Found springboard blog https://www.springboard.com/blog/ which is interesting and also the article “19 Free Public Data Sets for Your Data Science Project” https://www.springboard.com/blog/free-public-data-sets-data-science-project/ . Also found this site http://insideairbnb.com/get-the-data.html that has lots of data for Airbnb and I can do data analysis from there. It will be really interesting and helpful because it is real data from Airbnb ! I downloaded the data from Athens and there are so many things to see and do!
Also I watched some videos on Data analysis Course by Jeff Leek up to video 17 and I learned to download data in R directly from websites, which is a very useful thing to know. Finally I continued the tutorial “Head Start for Data Scientist” on Kaggle, up to exploratory data analysis. I think this is the best way to learn data science because you are actually doing it and learn from other users and Kernels.

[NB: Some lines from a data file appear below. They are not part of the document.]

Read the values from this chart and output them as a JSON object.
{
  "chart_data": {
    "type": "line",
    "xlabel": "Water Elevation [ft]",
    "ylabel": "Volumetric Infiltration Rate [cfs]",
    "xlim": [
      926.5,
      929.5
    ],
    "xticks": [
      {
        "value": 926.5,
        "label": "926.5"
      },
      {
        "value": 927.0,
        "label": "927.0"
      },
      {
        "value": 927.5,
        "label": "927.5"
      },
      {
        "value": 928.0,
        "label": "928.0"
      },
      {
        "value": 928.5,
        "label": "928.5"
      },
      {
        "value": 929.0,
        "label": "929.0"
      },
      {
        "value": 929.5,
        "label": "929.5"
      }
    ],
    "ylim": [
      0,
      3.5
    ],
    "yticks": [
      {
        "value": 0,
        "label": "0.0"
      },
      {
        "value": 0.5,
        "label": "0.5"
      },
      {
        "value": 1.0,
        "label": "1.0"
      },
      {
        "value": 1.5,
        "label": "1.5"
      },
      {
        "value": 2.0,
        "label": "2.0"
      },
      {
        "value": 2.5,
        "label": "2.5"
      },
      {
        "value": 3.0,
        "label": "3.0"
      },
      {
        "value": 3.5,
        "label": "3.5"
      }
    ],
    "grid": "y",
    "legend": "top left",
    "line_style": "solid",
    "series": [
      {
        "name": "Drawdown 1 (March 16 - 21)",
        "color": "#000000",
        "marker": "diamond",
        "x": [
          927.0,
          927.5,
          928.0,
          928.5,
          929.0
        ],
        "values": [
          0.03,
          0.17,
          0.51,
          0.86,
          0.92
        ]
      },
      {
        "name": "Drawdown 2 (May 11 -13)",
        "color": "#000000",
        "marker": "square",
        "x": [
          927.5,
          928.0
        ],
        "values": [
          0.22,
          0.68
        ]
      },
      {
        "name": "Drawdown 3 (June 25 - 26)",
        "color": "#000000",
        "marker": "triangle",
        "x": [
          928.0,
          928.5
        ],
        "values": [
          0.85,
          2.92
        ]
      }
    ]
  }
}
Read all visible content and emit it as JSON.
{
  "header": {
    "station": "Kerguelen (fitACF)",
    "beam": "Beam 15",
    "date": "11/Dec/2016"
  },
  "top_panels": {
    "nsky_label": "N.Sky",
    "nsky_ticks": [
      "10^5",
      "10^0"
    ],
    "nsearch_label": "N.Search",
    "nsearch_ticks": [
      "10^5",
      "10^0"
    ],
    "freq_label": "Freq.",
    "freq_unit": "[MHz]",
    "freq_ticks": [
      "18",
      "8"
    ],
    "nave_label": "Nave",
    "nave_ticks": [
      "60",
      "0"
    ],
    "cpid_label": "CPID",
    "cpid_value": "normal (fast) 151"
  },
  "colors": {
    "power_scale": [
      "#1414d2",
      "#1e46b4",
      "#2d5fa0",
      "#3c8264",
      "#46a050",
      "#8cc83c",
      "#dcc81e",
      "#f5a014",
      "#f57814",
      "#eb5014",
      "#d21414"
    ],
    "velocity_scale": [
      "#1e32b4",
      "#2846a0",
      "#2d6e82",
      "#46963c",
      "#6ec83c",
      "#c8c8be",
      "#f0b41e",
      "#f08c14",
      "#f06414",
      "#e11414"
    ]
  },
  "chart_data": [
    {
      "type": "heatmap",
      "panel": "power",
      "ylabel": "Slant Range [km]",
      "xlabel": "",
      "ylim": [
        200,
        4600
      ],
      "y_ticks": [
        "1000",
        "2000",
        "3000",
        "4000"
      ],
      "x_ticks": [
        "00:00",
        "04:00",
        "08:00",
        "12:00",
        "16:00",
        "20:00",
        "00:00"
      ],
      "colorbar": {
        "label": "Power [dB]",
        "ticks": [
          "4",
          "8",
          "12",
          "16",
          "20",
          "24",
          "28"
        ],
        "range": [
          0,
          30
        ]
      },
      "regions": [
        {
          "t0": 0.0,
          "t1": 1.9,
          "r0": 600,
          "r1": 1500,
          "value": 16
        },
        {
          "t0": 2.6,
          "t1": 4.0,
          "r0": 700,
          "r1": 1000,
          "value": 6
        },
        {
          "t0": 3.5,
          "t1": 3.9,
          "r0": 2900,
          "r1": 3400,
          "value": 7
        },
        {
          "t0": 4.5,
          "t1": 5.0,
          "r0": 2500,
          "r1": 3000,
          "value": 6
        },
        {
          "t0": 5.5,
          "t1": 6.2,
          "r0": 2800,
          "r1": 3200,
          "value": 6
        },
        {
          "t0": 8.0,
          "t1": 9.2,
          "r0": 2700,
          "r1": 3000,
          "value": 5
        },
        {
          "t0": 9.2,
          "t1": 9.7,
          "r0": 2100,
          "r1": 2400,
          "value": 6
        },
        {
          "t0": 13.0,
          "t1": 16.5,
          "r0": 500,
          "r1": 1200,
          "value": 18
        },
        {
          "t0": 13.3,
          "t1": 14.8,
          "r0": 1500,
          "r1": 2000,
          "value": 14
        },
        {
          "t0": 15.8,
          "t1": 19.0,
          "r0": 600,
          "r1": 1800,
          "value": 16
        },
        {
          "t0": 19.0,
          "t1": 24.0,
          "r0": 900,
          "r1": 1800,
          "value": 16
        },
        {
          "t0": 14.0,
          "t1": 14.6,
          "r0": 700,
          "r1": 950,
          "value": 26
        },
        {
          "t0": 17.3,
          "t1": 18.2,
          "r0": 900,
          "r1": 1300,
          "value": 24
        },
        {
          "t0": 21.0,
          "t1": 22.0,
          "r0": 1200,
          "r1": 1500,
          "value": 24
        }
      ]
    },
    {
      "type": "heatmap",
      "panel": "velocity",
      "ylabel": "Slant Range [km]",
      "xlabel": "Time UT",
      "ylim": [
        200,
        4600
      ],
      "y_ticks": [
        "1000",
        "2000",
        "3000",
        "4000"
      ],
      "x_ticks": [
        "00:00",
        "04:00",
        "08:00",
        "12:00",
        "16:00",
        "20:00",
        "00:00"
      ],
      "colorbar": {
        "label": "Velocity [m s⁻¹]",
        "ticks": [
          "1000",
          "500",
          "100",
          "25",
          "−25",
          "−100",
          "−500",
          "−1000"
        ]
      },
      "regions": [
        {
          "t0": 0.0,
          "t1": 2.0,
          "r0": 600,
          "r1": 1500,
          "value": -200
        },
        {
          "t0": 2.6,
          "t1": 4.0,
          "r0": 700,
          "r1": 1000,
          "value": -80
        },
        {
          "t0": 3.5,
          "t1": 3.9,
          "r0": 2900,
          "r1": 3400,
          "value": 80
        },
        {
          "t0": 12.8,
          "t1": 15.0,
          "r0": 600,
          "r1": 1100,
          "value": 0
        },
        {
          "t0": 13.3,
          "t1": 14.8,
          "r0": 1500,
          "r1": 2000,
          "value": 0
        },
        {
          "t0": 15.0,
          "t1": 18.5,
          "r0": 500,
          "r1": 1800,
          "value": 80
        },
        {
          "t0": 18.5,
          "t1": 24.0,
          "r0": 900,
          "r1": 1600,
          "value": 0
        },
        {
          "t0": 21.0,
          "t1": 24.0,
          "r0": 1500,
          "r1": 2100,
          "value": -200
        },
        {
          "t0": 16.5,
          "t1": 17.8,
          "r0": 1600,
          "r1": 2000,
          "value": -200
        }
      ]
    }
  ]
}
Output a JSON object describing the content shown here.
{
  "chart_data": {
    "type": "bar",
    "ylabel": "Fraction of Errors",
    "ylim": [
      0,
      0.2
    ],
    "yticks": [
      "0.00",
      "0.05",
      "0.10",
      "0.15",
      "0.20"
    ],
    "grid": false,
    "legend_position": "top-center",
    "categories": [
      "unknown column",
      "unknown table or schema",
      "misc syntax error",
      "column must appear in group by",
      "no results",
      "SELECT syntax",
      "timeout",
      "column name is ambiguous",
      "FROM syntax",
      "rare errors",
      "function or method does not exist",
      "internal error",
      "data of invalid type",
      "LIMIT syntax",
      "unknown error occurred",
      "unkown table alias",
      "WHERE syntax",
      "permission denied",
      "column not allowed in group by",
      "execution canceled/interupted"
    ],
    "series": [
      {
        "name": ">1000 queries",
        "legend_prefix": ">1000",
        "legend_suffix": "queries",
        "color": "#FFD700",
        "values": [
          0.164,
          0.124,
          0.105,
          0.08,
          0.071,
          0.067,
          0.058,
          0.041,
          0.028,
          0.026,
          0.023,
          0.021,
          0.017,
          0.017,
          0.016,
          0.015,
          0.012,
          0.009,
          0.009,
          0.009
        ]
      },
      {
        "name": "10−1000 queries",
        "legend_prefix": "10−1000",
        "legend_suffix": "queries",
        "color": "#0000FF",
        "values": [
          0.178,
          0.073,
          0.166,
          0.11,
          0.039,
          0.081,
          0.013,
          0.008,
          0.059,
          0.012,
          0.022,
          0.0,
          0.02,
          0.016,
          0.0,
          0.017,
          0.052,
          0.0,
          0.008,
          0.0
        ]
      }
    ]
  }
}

Finally did exercise 10 -Unit 3, from the book “An introduction to statistical learning”. Here is the code I used
#Excercise 10, Page 123
#In the regression the Price has a negative coefficient which indicates that the
#price has an effect on sales(It’s difficult to sell more expensive houses)
#Also R has created a UrbanYes variable which takes the values of 1 if the house is
#in a urban area and 0 otherwise. We can see that it has a negative effect on
#sales ,but it is not significant in the regression model we created.
#Finally R has created a USYes variable which takes the values of 1 if the house is
#in US and 0 otherwise.This shows that sales are affected
#by the location of the house, if the house is in US this makes it easier
#to be sold.
#equation form y= 13.043-0.054459*x1-0.021916*x2+ 1.200573*x3+ε
#we can reject the null hypothesis for the intercept,Price,and US
#The first model had a 41.52 R-squared and the second 62.43. The second
#model fits the data better.
#We can see that there is a high leverage observation that affects the model
#which is observation no.43